As COVID-19 Cases Rise in Many States, State and Local Government Employees Have Serious Concerns About Their Safety, Finances and Job Outlook by the Center for State & Local Government Excellence (SLGE). A new survey from SLGE finds that public employees have concerns about safety and finances in their jobs during the coronavirus pandemic. According to the survey, “83 percent of state and local public employees are concerned about keeping their family safe from contracting the virus, while 80 percent are concerned about contracting the virus at work.” The public employees surveyed also expressed trepidation about their finances.
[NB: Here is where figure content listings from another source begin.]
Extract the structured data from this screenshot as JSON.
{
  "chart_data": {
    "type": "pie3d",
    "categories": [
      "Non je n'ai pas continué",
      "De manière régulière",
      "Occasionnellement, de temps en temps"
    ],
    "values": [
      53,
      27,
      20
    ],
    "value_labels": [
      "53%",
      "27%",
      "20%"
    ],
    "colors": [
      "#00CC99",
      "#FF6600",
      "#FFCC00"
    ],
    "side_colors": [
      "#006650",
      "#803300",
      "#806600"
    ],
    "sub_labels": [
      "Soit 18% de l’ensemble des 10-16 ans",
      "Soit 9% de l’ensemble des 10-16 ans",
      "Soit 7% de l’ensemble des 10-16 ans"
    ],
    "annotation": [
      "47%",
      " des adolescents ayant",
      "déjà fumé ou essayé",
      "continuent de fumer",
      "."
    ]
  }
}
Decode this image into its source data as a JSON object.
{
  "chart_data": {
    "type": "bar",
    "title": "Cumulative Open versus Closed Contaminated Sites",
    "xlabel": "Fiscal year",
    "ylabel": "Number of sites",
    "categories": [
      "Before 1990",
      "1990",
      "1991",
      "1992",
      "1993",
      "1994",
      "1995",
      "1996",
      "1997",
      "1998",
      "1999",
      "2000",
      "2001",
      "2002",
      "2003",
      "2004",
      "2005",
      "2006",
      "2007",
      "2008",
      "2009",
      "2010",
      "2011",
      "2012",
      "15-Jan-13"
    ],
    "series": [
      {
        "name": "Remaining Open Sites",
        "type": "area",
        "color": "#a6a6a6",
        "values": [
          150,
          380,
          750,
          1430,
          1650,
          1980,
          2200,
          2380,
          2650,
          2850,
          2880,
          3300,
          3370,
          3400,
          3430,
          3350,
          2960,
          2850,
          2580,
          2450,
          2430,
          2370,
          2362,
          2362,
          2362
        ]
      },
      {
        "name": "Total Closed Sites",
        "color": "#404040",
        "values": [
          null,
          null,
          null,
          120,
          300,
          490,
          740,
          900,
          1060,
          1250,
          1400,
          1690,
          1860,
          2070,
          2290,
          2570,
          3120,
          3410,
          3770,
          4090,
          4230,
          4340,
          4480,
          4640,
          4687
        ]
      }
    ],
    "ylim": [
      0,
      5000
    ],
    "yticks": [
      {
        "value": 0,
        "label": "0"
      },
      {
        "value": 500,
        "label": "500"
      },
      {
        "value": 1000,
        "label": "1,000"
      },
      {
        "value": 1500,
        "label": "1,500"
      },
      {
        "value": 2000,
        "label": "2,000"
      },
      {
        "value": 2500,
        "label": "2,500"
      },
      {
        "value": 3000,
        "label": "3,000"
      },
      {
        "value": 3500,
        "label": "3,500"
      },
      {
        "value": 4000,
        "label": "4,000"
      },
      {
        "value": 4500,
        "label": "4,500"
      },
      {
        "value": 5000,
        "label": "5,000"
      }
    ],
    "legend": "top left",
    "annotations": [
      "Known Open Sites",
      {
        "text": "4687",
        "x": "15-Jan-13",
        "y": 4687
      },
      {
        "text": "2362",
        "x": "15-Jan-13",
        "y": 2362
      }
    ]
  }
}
According to SLGE, “about half of public employees are concerned about furloughs, pay and benefit reductions,” and another “40 percent are concerned about losing their jobs at a time when state and local governments already were facing steep workforce challenges.” However, despite these concerns, 61 percent of public employees surveyed agreed “that they value serving their community during this difficult time.”
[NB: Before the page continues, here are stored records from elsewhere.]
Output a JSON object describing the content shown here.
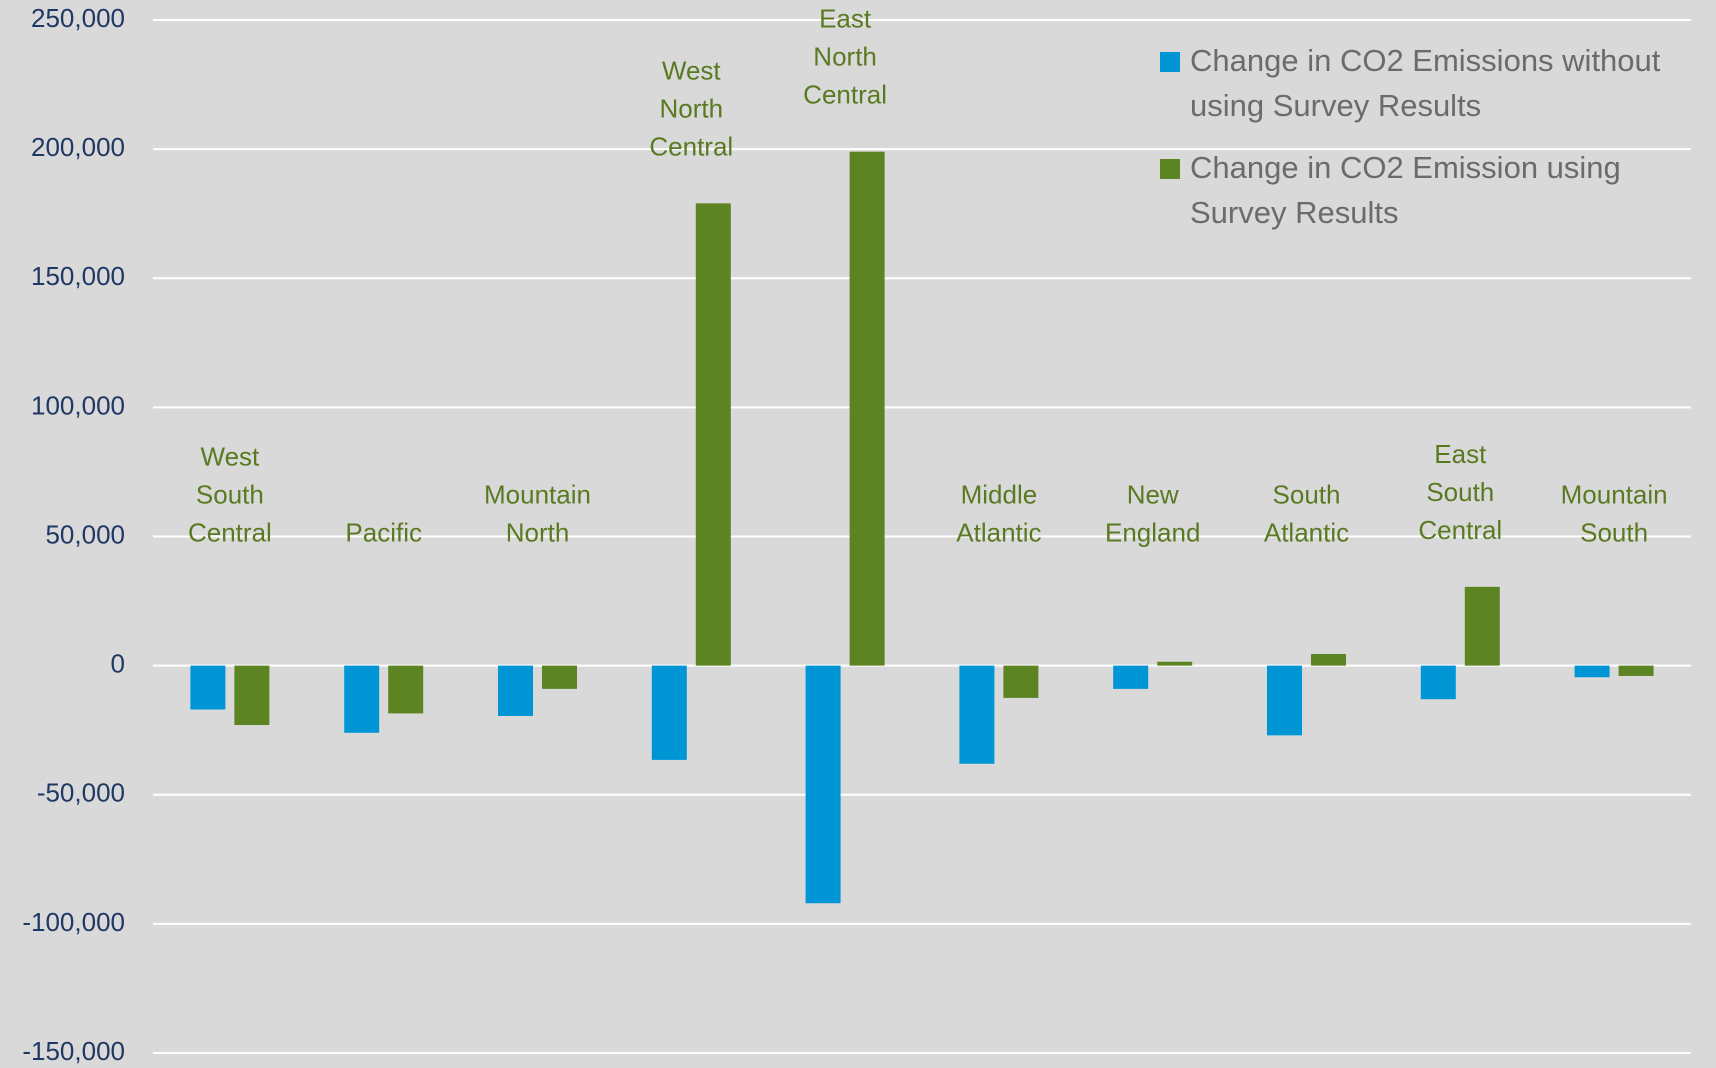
{
  "chart_data": {
    "type": "bar",
    "categories": [
      "West South Central",
      "Pacific",
      "Mountain North",
      "West North Central",
      "East North Central",
      "Middle Atlantic",
      "New England",
      "South Atlantic",
      "East South Central",
      "Mountain South"
    ],
    "series": [
      {
        "name": "Change in CO2 Emissions without using Survey Results",
        "color": "#0096d6",
        "values": [
          -17000,
          -26000,
          -19500,
          -36500,
          -92000,
          -38000,
          -9000,
          -27000,
          -13000,
          -4500
        ]
      },
      {
        "name": "Change in CO2 Emission using Survey Results",
        "color": "#5d8423",
        "values": [
          -23000,
          -18500,
          -9000,
          179000,
          199000,
          -12500,
          1500,
          4500,
          30500,
          -4000
        ]
      }
    ],
    "ylim": [
      -150000,
      250000
    ],
    "yticks": [
      {
        "value": -150000,
        "label": "-150,000"
      },
      {
        "value": -100000,
        "label": "-100,000"
      },
      {
        "value": -50000,
        "label": "-50,000"
      },
      0,
      {
        "value": 50000,
        "label": "50,000"
      },
      {
        "value": 100000,
        "label": "100,000"
      },
      {
        "value": 150000,
        "label": "150,000"
      },
      {
        "value": 200000,
        "label": "200,000"
      },
      {
        "value": 250000,
        "label": "250,000"
      }
    ],
    "grid": true,
    "legend": "top-right"
  }
}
Oregon Supreme Court Considers Whether To Allow PERS Pension Cuts by Jeff Mapes. On Tuesday, public employees went before the Oregon Supreme Court to challenge a 2019 state law that diverted employee contributions from the Public Employees Retirement System (PERS) to pay down debt from PERS. According to this article from Oregon Public Broadcasting, the law was brokered last year by an agreement between legislators and the state’s business community, “which wanted PERS reforms in exchange for not fighting new taxes on business for schools.” There is “no deadline for deciding the case” from the court. We have previously highlighted some of the issues with this law, writing last year that it would result “in a weakened retirement, especially for low-wage workers.” We also covered some of the potential legal issues with this plan, citing the fact that “according to the 2016 Legislative Counsel analysis, it is unconstitutional to require current employees to pay for PERS’s unfunded liability.”
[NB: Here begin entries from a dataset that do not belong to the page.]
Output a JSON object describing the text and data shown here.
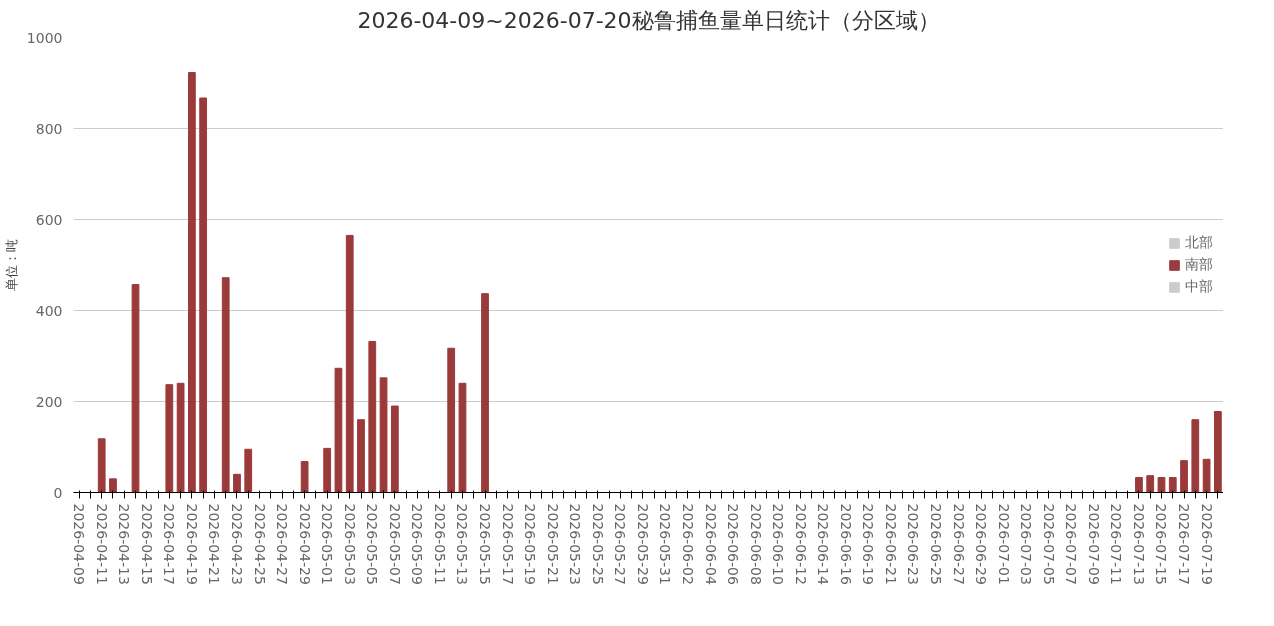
{
  "chart_data": {
    "type": "bar",
    "title": "2026-04-09~2026-07-20秘鲁捕鱼量单日统计（分区域）",
    "ylabel": "单位：吨",
    "categories": [
      "2026-04-09",
      null,
      "2026-04-11",
      null,
      "2026-04-13",
      null,
      "2026-04-15",
      null,
      "2026-04-17",
      null,
      "2026-04-19",
      null,
      "2026-04-21",
      null,
      "2026-04-23",
      null,
      "2026-04-25",
      null,
      "2026-04-27",
      null,
      "2026-04-29",
      null,
      "2026-05-01",
      null,
      "2026-05-03",
      null,
      "2026-05-05",
      null,
      "2026-05-07",
      null,
      "2026-05-09",
      null,
      "2026-05-11",
      null,
      "2026-05-13",
      null,
      "2026-05-15",
      null,
      "2026-05-17",
      null,
      "2026-05-19",
      null,
      "2026-05-21",
      null,
      "2026-05-23",
      null,
      "2026-05-25",
      null,
      "2026-05-27",
      null,
      "2026-05-29",
      null,
      "2026-05-31",
      null,
      "2026-06-02",
      null,
      "2026-06-04",
      null,
      "2026-06-06",
      null,
      "2026-06-08",
      null,
      "2026-06-10",
      null,
      "2026-06-12",
      null,
      "2026-06-14",
      null,
      "2026-06-16",
      null,
      "2026-06-19",
      null,
      "2026-06-21",
      null,
      "2026-06-23",
      null,
      "2026-06-25",
      null,
      "2026-06-27",
      null,
      "2026-06-29",
      null,
      "2026-07-01",
      null,
      "2026-07-03",
      null,
      "2026-07-05",
      null,
      "2026-07-07",
      null,
      "2026-07-09",
      null,
      "2026-07-11",
      null,
      "2026-07-13",
      null,
      "2026-07-15",
      null,
      "2026-07-17",
      null,
      "2026-07-19",
      null
    ],
    "series": [
      {
        "name": "北部",
        "color": "#cccccc",
        "values": [
          null,
          null,
          null,
          null,
          null,
          null,
          null,
          null,
          null,
          null,
          null,
          null,
          null,
          null,
          null,
          null,
          null,
          null,
          null,
          null,
          null,
          null,
          null,
          null,
          null,
          null,
          null,
          null,
          null,
          null,
          null,
          null,
          null,
          null,
          null,
          null,
          null,
          null,
          null,
          null,
          null,
          null,
          null,
          null,
          null,
          null,
          null,
          null,
          null,
          null,
          null,
          null,
          null,
          null,
          null,
          null,
          null,
          null,
          null,
          null,
          null,
          null,
          null,
          null,
          null,
          null,
          null,
          null,
          null,
          null,
          null,
          null,
          null,
          null,
          null,
          null,
          null,
          null,
          null,
          null,
          null,
          null,
          null,
          null,
          null,
          null,
          null,
          null,
          null,
          null,
          null,
          null,
          null,
          null,
          null,
          null,
          null,
          null,
          null,
          null,
          null,
          null
        ]
      },
      {
        "name": "南部",
        "color": "#9b3a3a",
        "values": [
          0,
          0,
          118,
          30,
          0,
          457,
          0,
          0,
          237,
          240,
          923,
          867,
          0,
          472,
          40,
          95,
          0,
          0,
          0,
          0,
          68,
          0,
          97,
          273,
          565,
          160,
          332,
          252,
          190,
          0,
          0,
          0,
          0,
          317,
          240,
          0,
          437,
          0,
          0,
          0,
          0,
          0,
          0,
          0,
          0,
          0,
          0,
          0,
          0,
          0,
          0,
          0,
          0,
          0,
          0,
          0,
          0,
          0,
          0,
          0,
          0,
          0,
          0,
          0,
          0,
          0,
          0,
          0,
          0,
          0,
          0,
          0,
          0,
          0,
          0,
          0,
          0,
          0,
          0,
          0,
          0,
          0,
          0,
          0,
          0,
          0,
          0,
          0,
          0,
          0,
          0,
          0,
          0,
          0,
          33,
          37,
          33,
          33,
          70,
          160,
          73,
          178
        ]
      },
      {
        "name": "中部",
        "color": "#cccccc",
        "values": [
          null,
          null,
          null,
          null,
          null,
          null,
          null,
          null,
          null,
          null,
          null,
          null,
          null,
          null,
          null,
          null,
          null,
          null,
          null,
          null,
          null,
          null,
          null,
          null,
          null,
          null,
          null,
          null,
          null,
          null,
          null,
          null,
          null,
          null,
          null,
          null,
          null,
          null,
          null,
          null,
          null,
          null,
          null,
          null,
          null,
          null,
          null,
          null,
          null,
          null,
          null,
          null,
          null,
          null,
          null,
          null,
          null,
          null,
          null,
          null,
          null,
          null,
          null,
          null,
          null,
          null,
          null,
          null,
          null,
          null,
          null,
          null,
          null,
          null,
          null,
          null,
          null,
          null,
          null,
          null,
          null,
          null,
          null,
          null,
          null,
          null,
          null,
          null,
          null,
          null,
          null,
          null,
          null,
          null,
          null,
          null,
          null,
          null,
          null,
          null,
          null,
          null
        ]
      }
    ],
    "ylim": [
      0,
      1000
    ],
    "yticks": [
      0,
      200,
      400,
      600,
      800,
      1000
    ],
    "grid": "y",
    "legend": "right"
  }
}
Recent Wirepoints Report Offers Flawed Analysis of Public Pensions by the National Institute on Retirement Security (NIRS). NIRS recently took a look at a report from the pension skeptical Wirepoints that analyzed 148 pension plans in all 50 states and found that many of its claims were simply inaccurate. Wirepoints based its analysis on the asset-to-payout ratio of these plans but did not include important metrics like “future employee contributions, future employer contributions, investment returns, and contribution discipline” in its evaluation of these plans’ fiscal health. The reality, according to NIRS, is that “out of 148 pension systems studied by Wirepoints, all but 13 pension systems have at least eight years of expenses already professionally invested to meet future obligations. Moreover, 118 plans have ten years of funding on hand. In comparison to other government programs, these pre-funded programs are in a strong financial position, and this pre-funding substantially reduces costs to taxpayers.” NIRS goes on to note that this isn’t the first time pension funding has been misrepresented. Citing a 2010 report called “The Crisis in Local Government Pensions in the United States,” predictions were made that both Philadelphia and Boston’s pension system would run out of money by 2015 and 2019 respectively. In reality, the Philadelphia system now has $6 billion for future benefits and Boston’s system is now at 77.4 percent funded.
Recession Slams Millennials – Again by Kim Blanton. In this blog for the Center for Retirement Research at Boston College, Blanton covers how the coronavirus-driven recession is impacting Millennials. Blanton writes that “going into this pandemic, people in their 20s and 30s already had lower wages, more student debt, and less wealth than previous generations at the same age,” already putting them at a great disadvantage when it comes to saving for retirement. The current recession will be another obstacle to a secure retirement for this generation because “young adults were over-represented in the food service, hospitality, and leisure industries slammed by state shutdowns to control the pandemic. And as the recession plays out, Millennials, with their shorter tenures in the labor market, will continue to be vulnerable to layoffs.” Lawmakers can ensure Millennial public employees receive a guaranteed and secure retirement by protecting their pensions.